Unfortunately, there are (at least) two flaws with the “Unified Apple TV Set” theory.

First, lets look at a modern TV set. There’s a “dumb” display panel that will keep doing its job year after year, and then there’s the “smart” half, the computer that listens to the remote, runs apps (Netflix, Hulu, 60 Minutes), and contains a browser that can display Web content. As the computing world has been teaching us for decades, the “smart” part will be obsolete within two years.

With its TV 4K, Apple continues to keep the Apple TV computing engine outside of the TV’s display device. As better silicon or changes in networking hardware emerge, you can upgrade your Apple TV hardware — the black puck — without throwing away your TV monitor. Roku, Amazon and Google also keep the smarts outside of the TV set. Why would Apple get into an all-in-one TV market that doesn’t exist?

The other flaw is the cable box that you rent or buy from Comcast, DirecTV, or some other content-providing philanthropist. The Apple TV set would need to connect to and read the signal that’s supplied by the box, or maybe it could simply decode the data straight from the coax cable thus, in effect absorbing the cable box.

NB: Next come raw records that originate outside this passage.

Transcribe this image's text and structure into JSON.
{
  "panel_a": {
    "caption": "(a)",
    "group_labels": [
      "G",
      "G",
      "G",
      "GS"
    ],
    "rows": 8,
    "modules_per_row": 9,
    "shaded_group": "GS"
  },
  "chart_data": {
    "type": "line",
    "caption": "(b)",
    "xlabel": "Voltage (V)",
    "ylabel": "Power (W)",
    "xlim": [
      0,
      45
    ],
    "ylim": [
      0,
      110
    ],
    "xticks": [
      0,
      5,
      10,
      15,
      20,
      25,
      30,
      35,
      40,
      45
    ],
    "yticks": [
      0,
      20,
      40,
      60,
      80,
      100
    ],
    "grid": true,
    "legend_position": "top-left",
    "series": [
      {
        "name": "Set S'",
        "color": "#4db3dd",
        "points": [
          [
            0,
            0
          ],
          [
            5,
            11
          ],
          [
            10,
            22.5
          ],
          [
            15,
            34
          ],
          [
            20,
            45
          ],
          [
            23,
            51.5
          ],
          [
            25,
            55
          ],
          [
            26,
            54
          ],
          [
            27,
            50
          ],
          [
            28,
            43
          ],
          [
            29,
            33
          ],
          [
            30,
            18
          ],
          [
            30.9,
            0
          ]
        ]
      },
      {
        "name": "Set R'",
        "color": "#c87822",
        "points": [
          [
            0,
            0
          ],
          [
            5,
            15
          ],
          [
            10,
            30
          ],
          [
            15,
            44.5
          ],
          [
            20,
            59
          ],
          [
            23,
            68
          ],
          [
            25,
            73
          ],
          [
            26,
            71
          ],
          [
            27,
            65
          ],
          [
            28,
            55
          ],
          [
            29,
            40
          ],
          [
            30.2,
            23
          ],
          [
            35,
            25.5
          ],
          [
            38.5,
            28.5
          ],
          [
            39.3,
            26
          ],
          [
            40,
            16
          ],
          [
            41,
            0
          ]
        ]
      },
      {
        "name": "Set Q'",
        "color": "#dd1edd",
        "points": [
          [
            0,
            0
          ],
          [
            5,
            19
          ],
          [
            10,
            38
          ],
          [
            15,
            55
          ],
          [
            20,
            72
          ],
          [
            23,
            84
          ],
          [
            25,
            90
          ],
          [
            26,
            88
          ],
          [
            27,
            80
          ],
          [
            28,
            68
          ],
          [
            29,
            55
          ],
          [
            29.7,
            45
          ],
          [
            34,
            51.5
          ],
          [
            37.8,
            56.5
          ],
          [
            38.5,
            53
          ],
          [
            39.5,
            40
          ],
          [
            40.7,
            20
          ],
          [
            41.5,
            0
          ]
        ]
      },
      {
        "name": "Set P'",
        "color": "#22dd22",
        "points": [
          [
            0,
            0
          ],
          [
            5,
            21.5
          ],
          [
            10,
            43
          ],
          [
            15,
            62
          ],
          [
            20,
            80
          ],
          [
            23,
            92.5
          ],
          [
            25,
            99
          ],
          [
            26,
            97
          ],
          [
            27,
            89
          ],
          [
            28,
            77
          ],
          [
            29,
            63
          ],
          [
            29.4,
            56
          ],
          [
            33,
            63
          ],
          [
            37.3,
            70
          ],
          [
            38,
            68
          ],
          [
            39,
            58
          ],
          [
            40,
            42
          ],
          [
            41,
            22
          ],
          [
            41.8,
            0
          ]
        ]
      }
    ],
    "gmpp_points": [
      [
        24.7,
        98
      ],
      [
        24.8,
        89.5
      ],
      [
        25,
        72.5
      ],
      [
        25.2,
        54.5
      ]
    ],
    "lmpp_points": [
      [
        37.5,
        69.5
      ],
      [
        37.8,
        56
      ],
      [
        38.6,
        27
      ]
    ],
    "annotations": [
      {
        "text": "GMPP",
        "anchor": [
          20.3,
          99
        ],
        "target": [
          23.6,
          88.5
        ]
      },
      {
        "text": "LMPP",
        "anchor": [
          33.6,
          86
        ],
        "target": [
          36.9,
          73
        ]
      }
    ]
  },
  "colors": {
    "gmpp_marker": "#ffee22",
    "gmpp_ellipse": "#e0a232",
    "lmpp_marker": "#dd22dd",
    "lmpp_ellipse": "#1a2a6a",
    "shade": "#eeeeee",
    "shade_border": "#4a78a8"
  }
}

Good luck with that. Comcast, AT&T and the others would never consent to this arrangement because they would cede control to Apple.

We’d love to replace Comcast + Apple TV with an integrated device, but…no. No Apple TV set, no Apple Cable Box. Especially not with today’s bootlicking FCC.

The other Apple zombie delusion is that the Mac will finally jettison the x86 Intel line of processors; from here on out, it’s home-grown Ax CPUs. To be fair, this train of thought started when Phil Schiller, Senior VP of Apple Marketing, used the phrase “desktop-class performance” when referring to A9 and A9X processors. And now the latest iteration, the A11 “Bionic” (I can’t wait for next year’s markitecture invention), is reported to have outperformed MacBook Pro processors, although if you look closely, the use cases aren’t comparable.

Out with x86? No.

Let’s compare numbers, Macs vs iDevices. Based on Apple’s latest quarterly report, we can make a rough estimate for next year’s unit volumes (Calendar or Fiscal, it doesn’t matter for our purposes). In 2018, Apple will sell more than 250M iDevices versus approximately 25M Macs. That 10x factor tells us where the company will put its attention. Leave the x86 Macs alone, full-speed ahead with new Ax silicon for iPhones, iPads, Apple Watches, maybe even other wearables…

But the biggest obstacle, here, isn’t silicon: It’s software. Yes, Apple controls its compilers and low-level virtual machines. It could try to make the switch from x86 to Ax as seamless as possible, but Mac app developers don’t have Apple’s financial and engineering resources. As the Mac App Store stands — even in today’s better curated implementation — they have enough trouble making money. A massive conversion to Ax processors would be too much trouble.

And that’s not the end of the story. It’s rumored that Apple intends to release muscular Mac “trucks”, i.e. iMac Pros and, in 2018, a more modular Mac Pro targeted at high-end app and media developers. These products require no-holds-barred power dissipation budgets, which leads one to wonder: Since Ax designs are targeted at low power, small device heat dissipation, would they stand up to the needs of a high-end Mac?

My thought: Apple will continue to develop Ax processors and software that’s aimed at fulfilling Tim Cook’s vision of iPads as the future of personal computing. Ax for very personal devices; x86 (at least for now) for Macs and OS X app developers.

The Apple zombie delusions never die. And new ones are sure to emerge as Apple’s product line becomes richer and stokes beguiling but unrealistic speculation.